Les objets de l’été (3) : Le cendrier de poche contre le fléau des mégots

Johanna, du bar-tabac le Virgil's à Sète. Photo : Olivier SCHLAMA

Alors que les incendies font rage, l’opération de distribution gratuite de cendriers de poche de la Confédération nationale des buralistes tombe à pic. En partenariat avec les sapeurs-pompiers, quelque 100 000 cendriers seront distribués dans vingt départements ciblés, dont l’Hérault, avec Sète comme site pilote avec 5 000 de ces objets préventifs. Le but : prévenir les feux et éviter de polluer la Méditerranée. Par ailleurs, l’association Projet Rescue Ocean prévoit de distribuer elle aussi 5 000 cendriers de plage, tout comme la ville de Sète qui en prévoit, elle, 6 000 unités.

Mégot, fléau. Polluant et dangereux. Entre 30 et 40 milliards de mégots de cigarettes sont jetés au sol chaque année en France. Vous trouvez ça énorme ? Asseyez-vous : dans le monde, 4 300 milliards de mégots sont jetés par terre chaque année, soit 137 000 mégots par seconde, selon Éco Volontaire International. Le mégot, c’est zéro. Il y a même des challenges #FillTheBottle, comme Dis-Leur vous l’a expliqué ICI. Sans parler des incendies…
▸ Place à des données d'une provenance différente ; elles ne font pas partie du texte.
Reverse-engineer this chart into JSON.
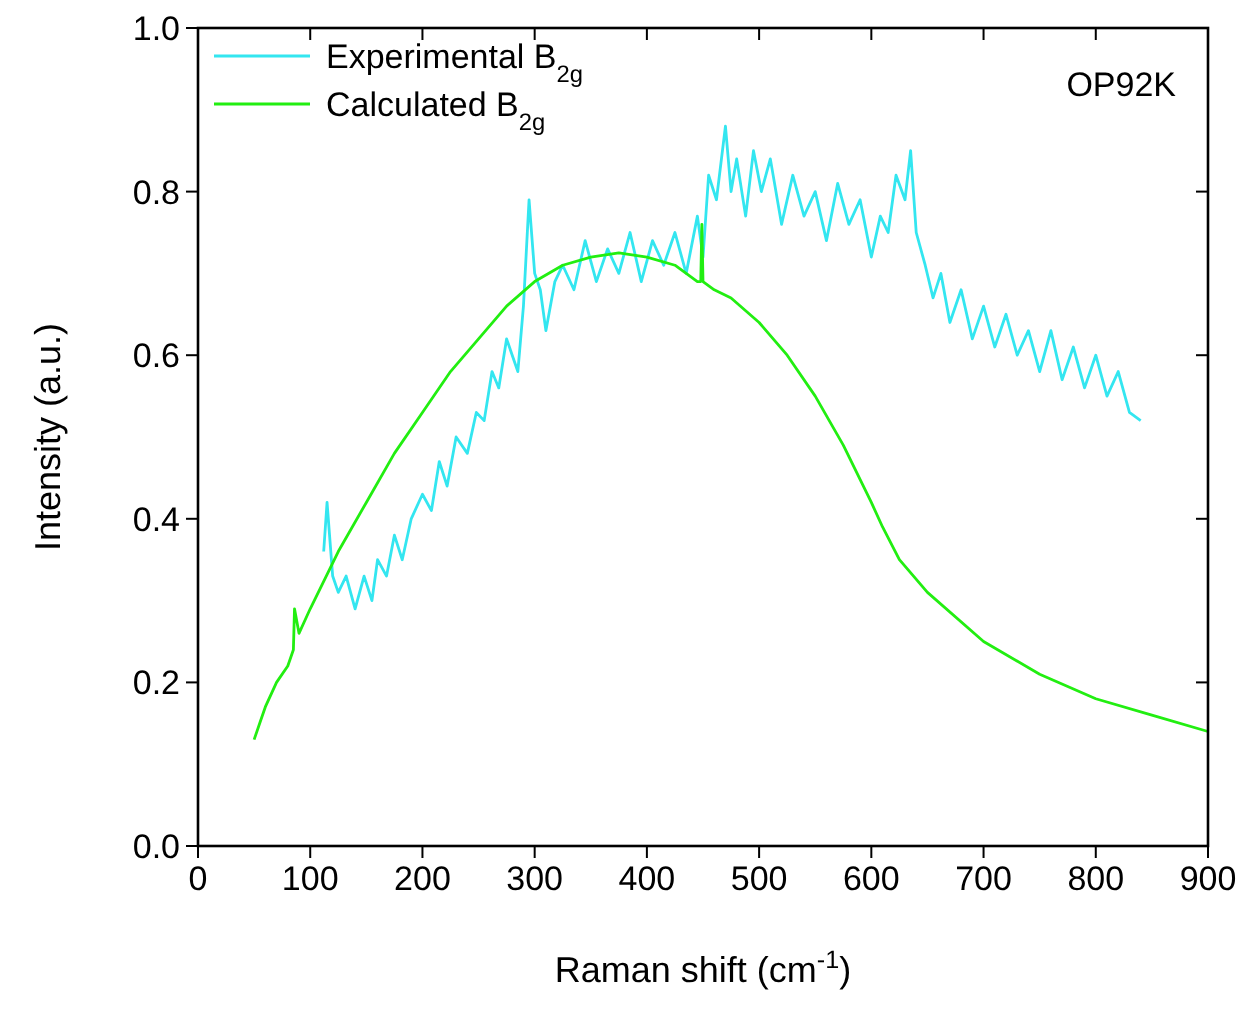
{
  "chart_data": {
    "type": "line",
    "xlabel": "Raman shift (cm$^{-1}$)",
    "ylabel": "Intensity (a.u.)",
    "annotations": [
      "OP92K"
    ],
    "xlim": [
      0,
      900
    ],
    "ylim": [
      0,
      1
    ],
    "xticks": [
      0,
      100,
      200,
      300,
      400,
      500,
      600,
      700,
      800,
      900
    ],
    "yticks": [
      {
        "value": 0,
        "label": "0.0"
      },
      0.2,
      0.4,
      0.6,
      0.8,
      {
        "value": 1,
        "label": "1.0"
      }
    ],
    "grid": false,
    "legend": "top left",
    "marker": "none",
    "line_style": "solid",
    "series": [
      {
        "name": "Experimental B$_{2g}$",
        "color": "#33e6f0",
        "x": [
          112,
          115,
          120,
          125,
          132,
          140,
          148,
          155,
          160,
          168,
          175,
          182,
          190,
          200,
          208,
          215,
          222,
          230,
          240,
          248,
          255,
          262,
          268,
          275,
          280,
          285,
          290,
          295,
          300,
          305,
          310,
          318,
          325,
          335,
          345,
          355,
          365,
          375,
          385,
          395,
          405,
          415,
          425,
          435,
          445,
          450,
          455,
          462,
          470,
          475,
          480,
          488,
          495,
          502,
          510,
          520,
          530,
          540,
          550,
          560,
          570,
          580,
          590,
          600,
          608,
          615,
          622,
          630,
          635,
          640,
          648,
          655,
          662,
          670,
          680,
          690,
          700,
          710,
          720,
          730,
          740,
          750,
          760,
          770,
          780,
          790,
          800,
          810,
          820,
          830,
          840
        ],
        "values": [
          0.36,
          0.42,
          0.33,
          0.31,
          0.33,
          0.29,
          0.33,
          0.3,
          0.35,
          0.33,
          0.38,
          0.35,
          0.4,
          0.43,
          0.41,
          0.47,
          0.44,
          0.5,
          0.48,
          0.53,
          0.52,
          0.58,
          0.56,
          0.62,
          0.6,
          0.58,
          0.66,
          0.79,
          0.7,
          0.68,
          0.63,
          0.69,
          0.71,
          0.68,
          0.74,
          0.69,
          0.73,
          0.7,
          0.75,
          0.69,
          0.74,
          0.71,
          0.75,
          0.7,
          0.77,
          0.72,
          0.82,
          0.79,
          0.88,
          0.8,
          0.84,
          0.77,
          0.85,
          0.8,
          0.84,
          0.76,
          0.82,
          0.77,
          0.8,
          0.74,
          0.81,
          0.76,
          0.79,
          0.72,
          0.77,
          0.75,
          0.82,
          0.79,
          0.85,
          0.75,
          0.71,
          0.67,
          0.7,
          0.64,
          0.68,
          0.62,
          0.66,
          0.61,
          0.65,
          0.6,
          0.63,
          0.58,
          0.63,
          0.57,
          0.61,
          0.56,
          0.6,
          0.55,
          0.58,
          0.53,
          0.52
        ]
      },
      {
        "name": "Calculated B$_{2g}$",
        "color": "#22ee11",
        "x": [
          50,
          55,
          60,
          70,
          80,
          85,
          86,
          90,
          100,
          125,
          150,
          175,
          200,
          225,
          250,
          275,
          300,
          325,
          350,
          375,
          400,
          425,
          445,
          448,
          449,
          450,
          460,
          475,
          500,
          525,
          550,
          575,
          600,
          610,
          625,
          650,
          700,
          750,
          800,
          850,
          900
        ],
        "values": [
          0.13,
          0.15,
          0.17,
          0.2,
          0.22,
          0.24,
          0.29,
          0.26,
          0.29,
          0.36,
          0.42,
          0.48,
          0.53,
          0.58,
          0.62,
          0.66,
          0.69,
          0.71,
          0.72,
          0.725,
          0.72,
          0.71,
          0.69,
          0.69,
          0.76,
          0.69,
          0.68,
          0.67,
          0.64,
          0.6,
          0.55,
          0.49,
          0.42,
          0.39,
          0.35,
          0.31,
          0.25,
          0.21,
          0.18,
          0.16,
          0.14
        ]
      }
    ]
  }
}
80 % des feux d’origine “malveillante”

La grande majorité, environ 80 %, des feux sont d’origine malveillante. Quand on dit malveillante, cela veut dire non naturelle”, indique le lieutenant-colonel Jérôme Bonnafoux des pompiers de l’Hérault. “Ce n’est pas forcément un mégot qui met le feu mais si la température dépasse les 30 degrés au sol ; si dans le même temps le vent dépasse les 30 km/h et, troisième paramètre, si le taux d’humidité se situe en-dessous des 30 % – la fameuse règle des “30”, alors un mégot jeté déclenchera à coup sûr un feu.” Le mégot a tout pour plaire…

Deux sites pilotes en France : Sète et Lacanau

Le remède ? La prévention. Le cendrier de poche, citoyen, fera-t-il partie des habitudes estivales de prévention ? Ce geste éco-citoyen est censé également limiter le risque d’incendie. C’est, en tout cas, le pari de l’été des pompiers qui ont commencé à distribuer, en partenariat avec la Confédération nationale des buralistes, quelque 100 000 de ces objets préventifs, à raison de 60 centimes pièce. Avec deux sites pilotes : Sète, dans l’Hérault, et Lacanau, en Gironde.
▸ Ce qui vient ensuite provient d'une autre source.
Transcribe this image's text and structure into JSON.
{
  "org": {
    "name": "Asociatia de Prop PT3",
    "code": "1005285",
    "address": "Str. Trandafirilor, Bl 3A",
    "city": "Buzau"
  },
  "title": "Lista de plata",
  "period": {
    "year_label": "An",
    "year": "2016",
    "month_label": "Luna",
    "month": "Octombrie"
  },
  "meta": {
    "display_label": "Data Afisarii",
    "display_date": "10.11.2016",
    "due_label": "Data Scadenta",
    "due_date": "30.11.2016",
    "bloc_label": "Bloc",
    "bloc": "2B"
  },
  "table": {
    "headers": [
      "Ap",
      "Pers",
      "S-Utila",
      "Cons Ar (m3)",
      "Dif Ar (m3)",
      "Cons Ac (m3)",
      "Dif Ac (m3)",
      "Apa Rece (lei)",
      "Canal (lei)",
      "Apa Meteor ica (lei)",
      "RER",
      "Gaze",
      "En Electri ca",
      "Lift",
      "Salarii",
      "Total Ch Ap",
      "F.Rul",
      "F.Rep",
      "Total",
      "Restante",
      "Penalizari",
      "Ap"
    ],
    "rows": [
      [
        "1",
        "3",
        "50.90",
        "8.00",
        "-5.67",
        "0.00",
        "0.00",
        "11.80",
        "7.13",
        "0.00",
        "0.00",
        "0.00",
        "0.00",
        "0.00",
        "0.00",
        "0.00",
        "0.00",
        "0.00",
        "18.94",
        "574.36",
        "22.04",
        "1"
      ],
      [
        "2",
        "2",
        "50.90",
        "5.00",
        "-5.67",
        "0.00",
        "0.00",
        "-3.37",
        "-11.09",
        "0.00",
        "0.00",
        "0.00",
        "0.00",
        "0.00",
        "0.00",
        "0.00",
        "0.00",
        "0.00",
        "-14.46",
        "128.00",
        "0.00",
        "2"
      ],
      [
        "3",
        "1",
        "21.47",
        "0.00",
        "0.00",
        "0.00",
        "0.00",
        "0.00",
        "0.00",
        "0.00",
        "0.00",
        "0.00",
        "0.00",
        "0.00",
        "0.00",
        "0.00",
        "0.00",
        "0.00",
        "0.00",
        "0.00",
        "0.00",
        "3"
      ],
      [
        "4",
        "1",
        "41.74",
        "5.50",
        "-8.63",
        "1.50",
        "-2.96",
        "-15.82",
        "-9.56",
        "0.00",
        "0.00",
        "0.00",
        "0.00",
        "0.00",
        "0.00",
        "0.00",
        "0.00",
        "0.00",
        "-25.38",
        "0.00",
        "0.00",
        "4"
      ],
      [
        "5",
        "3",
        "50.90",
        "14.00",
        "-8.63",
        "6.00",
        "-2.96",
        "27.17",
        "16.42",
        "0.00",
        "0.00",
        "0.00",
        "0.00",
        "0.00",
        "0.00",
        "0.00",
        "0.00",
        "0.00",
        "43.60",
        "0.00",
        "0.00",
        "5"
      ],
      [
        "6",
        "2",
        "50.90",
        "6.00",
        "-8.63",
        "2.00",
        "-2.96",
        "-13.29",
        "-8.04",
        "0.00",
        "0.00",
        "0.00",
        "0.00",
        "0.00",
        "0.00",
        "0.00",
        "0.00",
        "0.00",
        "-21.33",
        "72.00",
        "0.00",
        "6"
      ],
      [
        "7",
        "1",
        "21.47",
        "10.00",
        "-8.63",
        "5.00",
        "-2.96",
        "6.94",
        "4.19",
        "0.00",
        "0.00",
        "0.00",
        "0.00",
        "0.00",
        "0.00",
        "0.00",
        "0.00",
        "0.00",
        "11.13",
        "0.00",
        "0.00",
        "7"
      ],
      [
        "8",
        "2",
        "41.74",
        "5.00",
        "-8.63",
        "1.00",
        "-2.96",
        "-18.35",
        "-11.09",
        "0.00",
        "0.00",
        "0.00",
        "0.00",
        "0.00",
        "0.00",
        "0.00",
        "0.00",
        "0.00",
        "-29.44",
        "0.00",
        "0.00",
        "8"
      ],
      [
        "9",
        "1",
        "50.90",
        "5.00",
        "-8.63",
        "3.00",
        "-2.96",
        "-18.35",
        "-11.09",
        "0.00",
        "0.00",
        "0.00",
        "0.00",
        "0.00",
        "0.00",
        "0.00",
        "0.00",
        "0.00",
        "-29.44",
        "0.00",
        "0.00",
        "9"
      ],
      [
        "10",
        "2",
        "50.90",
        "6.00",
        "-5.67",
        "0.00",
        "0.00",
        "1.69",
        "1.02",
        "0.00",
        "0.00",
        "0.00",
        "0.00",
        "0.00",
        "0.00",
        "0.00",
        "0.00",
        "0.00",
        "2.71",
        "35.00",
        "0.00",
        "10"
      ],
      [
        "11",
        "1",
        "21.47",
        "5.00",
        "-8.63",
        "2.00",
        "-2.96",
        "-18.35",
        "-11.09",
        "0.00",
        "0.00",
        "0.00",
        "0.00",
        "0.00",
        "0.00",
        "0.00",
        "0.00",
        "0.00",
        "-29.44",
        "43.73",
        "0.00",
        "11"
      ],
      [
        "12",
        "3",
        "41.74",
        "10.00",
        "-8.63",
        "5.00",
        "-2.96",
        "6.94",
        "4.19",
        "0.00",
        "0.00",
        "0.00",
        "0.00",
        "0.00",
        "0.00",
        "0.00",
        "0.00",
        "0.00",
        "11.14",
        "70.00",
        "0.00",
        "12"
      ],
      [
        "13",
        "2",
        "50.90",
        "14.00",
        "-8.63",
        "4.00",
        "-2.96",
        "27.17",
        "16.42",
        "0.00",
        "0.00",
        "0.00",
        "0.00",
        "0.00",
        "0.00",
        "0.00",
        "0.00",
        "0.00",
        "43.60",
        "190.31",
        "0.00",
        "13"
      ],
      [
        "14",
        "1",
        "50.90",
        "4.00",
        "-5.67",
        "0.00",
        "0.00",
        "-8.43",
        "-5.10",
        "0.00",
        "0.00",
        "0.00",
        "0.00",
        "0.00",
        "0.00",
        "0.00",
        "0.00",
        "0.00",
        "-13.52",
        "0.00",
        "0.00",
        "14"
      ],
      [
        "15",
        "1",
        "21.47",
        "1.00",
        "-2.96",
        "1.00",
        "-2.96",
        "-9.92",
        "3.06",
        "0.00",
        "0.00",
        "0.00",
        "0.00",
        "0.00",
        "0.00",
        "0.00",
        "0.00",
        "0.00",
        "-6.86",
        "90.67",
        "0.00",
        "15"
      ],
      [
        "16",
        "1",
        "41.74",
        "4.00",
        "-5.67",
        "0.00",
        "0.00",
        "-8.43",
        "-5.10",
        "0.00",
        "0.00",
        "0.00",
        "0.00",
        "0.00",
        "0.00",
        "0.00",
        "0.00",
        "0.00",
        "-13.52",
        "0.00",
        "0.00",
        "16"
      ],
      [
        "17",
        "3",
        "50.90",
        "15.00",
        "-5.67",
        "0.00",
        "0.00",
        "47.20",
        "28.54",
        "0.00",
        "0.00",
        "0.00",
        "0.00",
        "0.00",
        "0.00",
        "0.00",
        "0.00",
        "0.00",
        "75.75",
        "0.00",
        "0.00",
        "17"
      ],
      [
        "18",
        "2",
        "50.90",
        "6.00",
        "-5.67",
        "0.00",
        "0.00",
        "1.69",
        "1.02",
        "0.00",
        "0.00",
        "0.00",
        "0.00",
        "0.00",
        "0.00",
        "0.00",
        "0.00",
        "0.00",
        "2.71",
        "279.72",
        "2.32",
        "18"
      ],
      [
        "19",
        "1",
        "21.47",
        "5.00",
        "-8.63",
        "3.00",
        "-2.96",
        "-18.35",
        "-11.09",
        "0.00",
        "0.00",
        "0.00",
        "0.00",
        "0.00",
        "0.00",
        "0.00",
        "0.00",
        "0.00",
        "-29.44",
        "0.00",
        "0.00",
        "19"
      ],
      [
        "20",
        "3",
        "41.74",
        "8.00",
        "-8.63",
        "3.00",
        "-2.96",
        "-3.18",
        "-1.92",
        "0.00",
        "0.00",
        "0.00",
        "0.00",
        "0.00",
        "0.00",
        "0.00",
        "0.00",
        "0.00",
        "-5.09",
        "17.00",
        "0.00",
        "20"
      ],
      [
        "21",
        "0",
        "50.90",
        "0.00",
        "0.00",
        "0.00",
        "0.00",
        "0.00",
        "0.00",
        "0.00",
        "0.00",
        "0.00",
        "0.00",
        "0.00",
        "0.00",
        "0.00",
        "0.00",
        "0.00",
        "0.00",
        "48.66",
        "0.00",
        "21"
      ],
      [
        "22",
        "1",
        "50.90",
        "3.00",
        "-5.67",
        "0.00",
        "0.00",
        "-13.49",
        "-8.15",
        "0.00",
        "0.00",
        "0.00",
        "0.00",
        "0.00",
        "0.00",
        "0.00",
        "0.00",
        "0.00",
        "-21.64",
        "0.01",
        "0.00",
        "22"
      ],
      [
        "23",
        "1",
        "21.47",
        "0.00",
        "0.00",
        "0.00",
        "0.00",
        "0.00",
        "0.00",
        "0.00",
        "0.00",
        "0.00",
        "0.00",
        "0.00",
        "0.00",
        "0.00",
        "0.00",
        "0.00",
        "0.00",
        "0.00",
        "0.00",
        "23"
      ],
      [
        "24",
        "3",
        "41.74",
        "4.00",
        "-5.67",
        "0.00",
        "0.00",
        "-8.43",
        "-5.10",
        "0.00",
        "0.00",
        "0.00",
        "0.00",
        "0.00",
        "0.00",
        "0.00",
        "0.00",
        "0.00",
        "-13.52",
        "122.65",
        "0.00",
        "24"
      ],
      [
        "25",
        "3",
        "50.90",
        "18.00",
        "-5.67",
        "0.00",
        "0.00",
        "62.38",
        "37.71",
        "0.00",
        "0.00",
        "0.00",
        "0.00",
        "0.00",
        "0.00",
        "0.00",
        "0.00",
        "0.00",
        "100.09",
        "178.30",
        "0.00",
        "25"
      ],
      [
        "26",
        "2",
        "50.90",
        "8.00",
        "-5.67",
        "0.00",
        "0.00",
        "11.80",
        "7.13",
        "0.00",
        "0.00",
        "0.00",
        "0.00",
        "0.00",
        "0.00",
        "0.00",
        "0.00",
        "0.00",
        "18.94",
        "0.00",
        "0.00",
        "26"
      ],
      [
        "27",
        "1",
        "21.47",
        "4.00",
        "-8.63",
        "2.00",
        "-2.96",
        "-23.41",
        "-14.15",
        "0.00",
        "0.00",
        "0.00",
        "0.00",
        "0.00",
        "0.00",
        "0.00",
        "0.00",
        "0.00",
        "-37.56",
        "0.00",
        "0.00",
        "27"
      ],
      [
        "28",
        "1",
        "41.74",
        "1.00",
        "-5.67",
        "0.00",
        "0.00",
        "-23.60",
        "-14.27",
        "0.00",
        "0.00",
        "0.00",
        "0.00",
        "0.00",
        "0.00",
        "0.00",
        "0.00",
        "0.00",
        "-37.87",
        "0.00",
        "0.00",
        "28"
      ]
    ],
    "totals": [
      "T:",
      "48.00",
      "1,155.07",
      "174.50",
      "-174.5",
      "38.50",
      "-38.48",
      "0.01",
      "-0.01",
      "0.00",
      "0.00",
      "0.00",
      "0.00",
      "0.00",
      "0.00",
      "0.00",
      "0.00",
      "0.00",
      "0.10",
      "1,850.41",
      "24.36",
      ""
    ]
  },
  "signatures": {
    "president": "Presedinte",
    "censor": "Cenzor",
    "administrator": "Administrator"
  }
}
“Même ma fille de six ans sait que l’on ne jette pas un mégot…”

Le gérant du tabac-presse, près de la Poste de Sète, n’en croit pas ses yeux. En une semaine, les quelque 300 cendriers de poche sont partis en fumée… “À chaque achat de paquet de cigarettes acheté, je l’ai proposé. Tout le stock est parti très vite…”, témoigne-t-il. À quelques volutes de fumée de là, la gérante du bar-tabac le Virgil, le dit sans détour : “Il m’en reste quelques exemplaires. Je donne spontanément un cendrier de poche aux clients. Ça leur fait plaisir. C’est aussi un geste pour protéger la planète. Même ma fille de six ans sait que l’on ne jette pas un mégot par terre…”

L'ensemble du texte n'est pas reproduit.